Here’s where the “boiling pot” analogy breaks down – I’m not sure what the culinary parallel looks like here! It's as if your pot is heating itself. If your anger is only getting worse, this is a sign that there may be deeper issues that need to be addressed. Begin by asking the Holy Spirit to guide your thought process in ways that will uncover both truth and grace.
Often, the intense emotions that we feel can be a mixture of feelings knotted together. At first glance, we might be feeling intense anger, but anger is a response to some deeper emotion. On further reflection, we might realize that we are also feeling fear, insecurity, and hurt. Processing your reaction means pulling apart the various strands of emotion and identifying what is all going on.
Once you can pull apart the varied strands of emotion that created the intensity, it’s time to examine each of them in more detail. Imagine taking each emotion off of the shelf and turning it over in order to examine it in closer detail. What was it about that particular comment that was so hurtful? The ferocity of our anger might be explained by the fact that something said made us feel insecure, and therefore anxious. Or, we might realize that a particular tone of voice stirred something in us that led us to feel more defensive that we should have been. Explore what is getting hooked in your heart that triggered the emotions. Our reactions often have more to say about our inner emotional state than what someone else said. As you process your triggers, you’re also evaluating your emotions. Sometimes, anger is the appropriate response to a situation; if your spouse is belittling or controlling, anger is a righteous response (as long as we express it in appropriate ways). If they said something that wasn’t intended to hurt, you might have to remind yourself that losing your temper “doesn’t produce the righteousness that God desires” (James 1:20). So often our emotions are masking our own pain and insecurities and we need to confront those feelings with God’s grace.
No conflict can be avoided for long. Eventually, you and your spouse, your friend, your son or daughter will have to face the issue that caused the problem in the first place. But now that you’ve had a chance to examine and evaluate what set you off, you are better prepared to tackle the issue at hand. You might start by saying something like, “Thank you for giving me the chance to cool down and collect my thoughts. I’ve had time to consider my reaction, and I think the reason that I got so fired up was because…” and then you share what you’ve come to understand about your response. Your goal here is not to point the finger or to justify what you’ve done, but simply to explain where you are coming from. You may also need to explain what you need from your spouse in order to avoid “boiling over” next time. You may also ask them to do the same and be prepared to hear how you can respond differently in the future to prevent boil-overs.
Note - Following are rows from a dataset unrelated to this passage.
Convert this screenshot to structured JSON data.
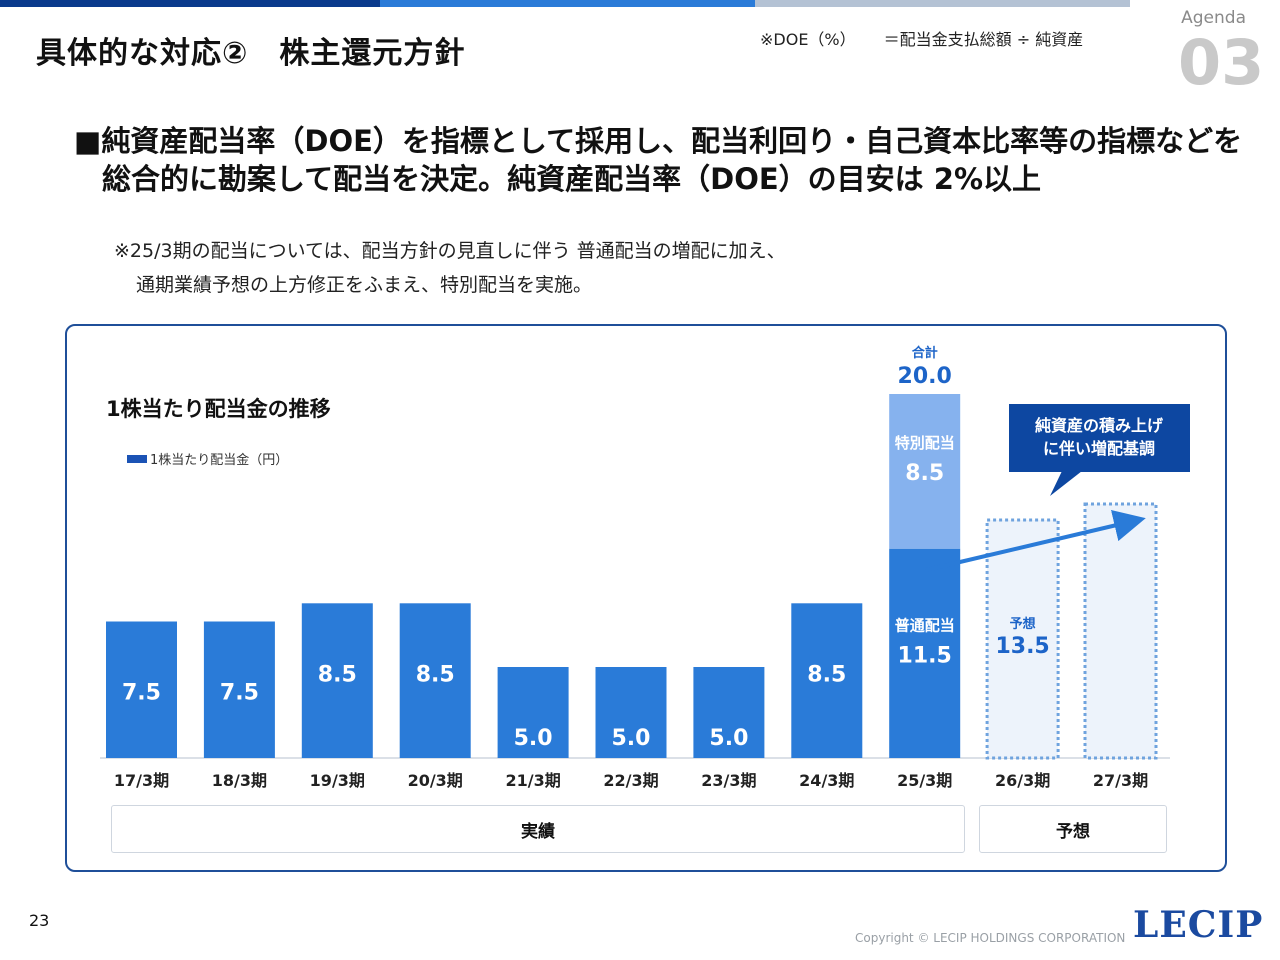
{
  "header": {
    "title": "具体的な対応②　株主還元方針",
    "doe_label": "※DOE（%）",
    "doe_formula": "＝配当金支払総額 ÷ 純資産",
    "agenda_label": "Agenda",
    "agenda_number": "03"
  },
  "headline": {
    "line1": "■純資産配当率（DOE）を指標として採用し、配当利回り・自己資本比率等の指標などを",
    "line2": "総合的に勘案して配当を決定。純資産配当率（DOE）の目安は 2%以上"
  },
  "note": {
    "line1": "※25/3期の配当については、配当方針の見直しに伴う 普通配当の増配に加え、",
    "line2": "通期業績予想の上方修正をふまえ、特別配当を実施。"
  },
  "chart_data": {
    "type": "bar",
    "title": "1株当たり配当金の推移",
    "legend": "1株当たり配当金（円）",
    "categories": [
      "17/3期",
      "18/3期",
      "19/3期",
      "20/3期",
      "21/3期",
      "22/3期",
      "23/3期",
      "24/3期",
      "25/3期",
      "26/3期",
      "27/3期"
    ],
    "series": [
      {
        "name": "普通配当",
        "values": [
          7.5,
          7.5,
          8.5,
          8.5,
          5.0,
          5.0,
          5.0,
          8.5,
          11.5,
          null,
          null
        ]
      },
      {
        "name": "特別配当",
        "values": [
          null,
          null,
          null,
          null,
          null,
          null,
          null,
          null,
          8.5,
          null,
          null
        ]
      }
    ],
    "forecast": {
      "categories": [
        "26/3期",
        "27/3期"
      ],
      "label": "予想",
      "values": [
        13.5,
        null
      ]
    },
    "total_label": "合計",
    "total_value": 20.0,
    "annotation": "純資産の積み上げ\nに伴い増配基調",
    "periods": [
      {
        "label": "実績"
      },
      {
        "label": "予想"
      }
    ],
    "colors": {
      "actual": "#2a7bd8",
      "special": "#86b2ee",
      "forecast_fill": "#edf3fb",
      "forecast_border": "#6fa3de",
      "annotation_bg": "#0d47a1",
      "total_text": "#1d64c8"
    }
  },
  "footer": {
    "page_number": "23",
    "copyright": "Copyright © LECIP  HOLDINGS CORPORATION",
    "logo_text": "LECIP"
  }
}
There is a piece of wisdom given to us by a man named Agur – “As the churning of cream produces butter, and the twisting of a nose produces blood, so stirring up anger produces strife.” When conflict flares we sometimes find ourselves in a pattern in which we are “twisting the nose” on purpose. We let our pots boil over and allow our anger to fuel the strife between us. Try something different. Give yourself and your partner time apart to cool things down, process your reactions, and work through the conflict without stirring up the anger. Conflict can be a path to healing personal and relational wounds if we learn how to approach it constructively.